Decoupled Internal Energy Regulation and Inertial Response Provision for Grid-Forming Multilevel-Converter-Based E-STATCOMs

TL;DR

This paper presents a novel control strategy for multilevel-converter-based E-STATCOMs that decouples internal energy regulation from inertial response, enhancing operational flexibility and reducing storage cycling under variable grid conditions.

Contribution

It introduces a control scheme that separates internal-energy regulation from inertial response in DS-MC E-STATCOMs, improving flexibility and storage management.

Findings

Decoupled energy regulation improves storage cycling efficiency.

The control strategy enables flexible operation as STATCOM or E-STATCOM.

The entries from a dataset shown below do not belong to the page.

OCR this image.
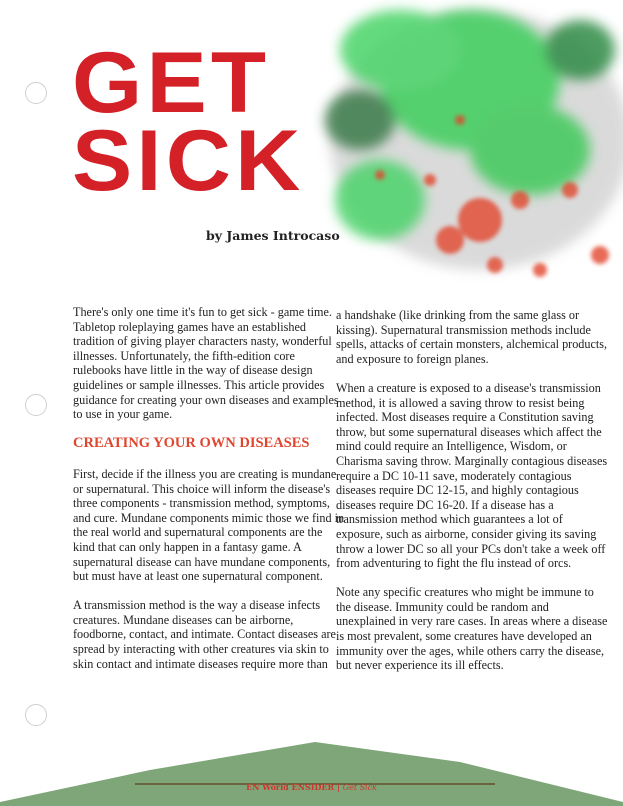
GET
SICK
by James Introcaso

There's only one time it's fun to get sick - game time. Tabletop roleplaying games have an established tradition of giving player characters nasty, wonderful illnesses. Unfortunately, the fifth-edition core rulebooks have little in the way of disease design guidelines or sample illnesses. This article provides guidance for creating your own diseases and examples to use in your game.

CREATING YOUR OWN DISEASES

First, decide if the illness you are creating is mundane or supernatural. This choice will inform the disease's three components - transmission method, symptoms, and cure. Mundane components mimic those we find in the real world and supernatural components are the kind that can only happen in a fantasy game. A supernatural disease can have mundane components, but must have at least one supernatural component.

A transmission method is the way a disease infects creatures. Mundane diseases can be airborne, foodborne, contact, and intimate. Contact diseases are spread by interacting with other creatures via skin to skin contact and intimate diseases require more than

a handshake (like drinking from the same glass or kissing). Supernatural transmission methods include spells, attacks of certain monsters, alchemical products, and exposure to foreign planes.

When a creature is exposed to a disease's transmission method, it is allowed a saving throw to resist being infected. Most diseases require a Constitution saving throw, but some supernatural diseases which affect the mind could require an Intelligence, Wisdom, or Charisma saving throw. Marginally contagious diseases require a DC 10-11 save, moderately contagious diseases require DC 12-15, and highly contagious diseases require DC 16-20. If a disease has a transmission method which guarantees a lot of exposure, such as airborne, consider giving its saving throw a lower DC so all your PCs don't take a week off from adventuring to fight the flu instead of orcs.

Note any specific creatures who might be immune to the disease. Immunity could be random and unexplained in very rare cases. In areas where a disease is most prevalent, some creatures have developed an immunity over the ages, while others carry the disease, but never experience its ill effects.

EN World ENSIDER | Get Sick
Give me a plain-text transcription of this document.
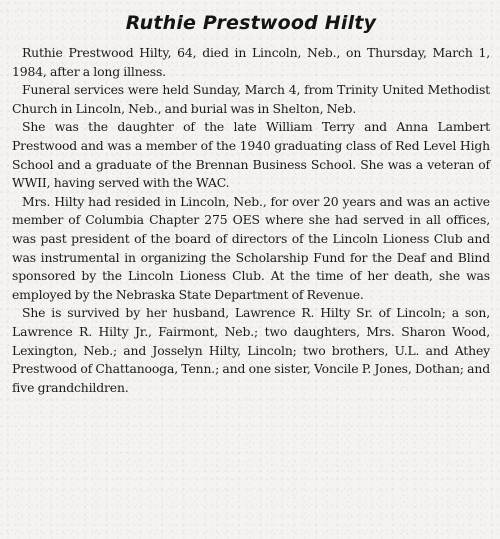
Ruthie Prestwood Hilty

Ruthie Prestwood Hilty, 64, died in Lincoln, Neb., on Thursday, March 1, 1984, after a long illness.

Funeral services were held Sunday, March 4, from Trinity United Methodist Church in Lincoln, Neb., and burial was in Shelton, Neb.

She was the daughter of the late William Terry and Anna Lambert Prestwood and was a member of the 1940 graduating class of Red Level High School and a graduate of the Brennan Business School. She was a veteran of WWII, having served with the WAC.

Mrs. Hilty had resided in Lincoln, Neb., for over 20 years and was an active member of Columbia Chapter 275 OES where she had served in all offices, was past president of the board of directors of the Lincoln Lioness Club and was instrumental in organizing the Scholarship Fund for the Deaf and Blind sponsored by the Lincoln Lioness Club. At the time of her death, she was employed by the Nebraska State Department of Revenue.

She is survived by her husband, Lawrence R. Hilty Sr. of Lincoln; a son, Lawrence R. Hilty Jr., Fairmont, Neb.; two daughters, Mrs. Sharon Wood, Lexington, Neb.; and Josselyn Hilty, Lincoln; two brothers, U.L. and Athey Prestwood of Chattanooga, Tenn.; and one sister, Voncile P. Jones, Dothan; and five grandchildren.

Experimental results validate the effectiveness of the proposed method.

Abstract

As power systems accommodate higher shares of renewable generation, short-term power imbalances become more frequent and can manifest as pronounced voltage and frequency excursions under low-inertia conditions. E-STATCOMs (STATCOMs equipped with energy storage) offer a practical means to provide both voltage support and fast frequency assistance under grid-forming control. Among candidate implementations, double-star multilevel-converter (DS-MC)-based E-STATCOMs enable centralized energy-storage integration at the dc link, which improves thermal management and maintainability. Nevertheless, conventional dc-side power-based internal-energy regulation in DS-MCs can undesirably couple loss compensation to the energy-storage path, accelerating storage cycling and constraining operation when the storage is unavailable. This paper introduces a control strategy that assigns DS-MC total internal-energy regulation to the ac-side active-power path, while reserving dc-side storage power solely for frequency support. By decoupling internal-energy management from inertial-response provision, the proposed scheme enables flexible operation as either a STATCOM or an E-STATCOM according to storage availability and mitigates unnecessary storage cycling. The proposed strategy is verified through offline simulations and laboratory-scale experiments.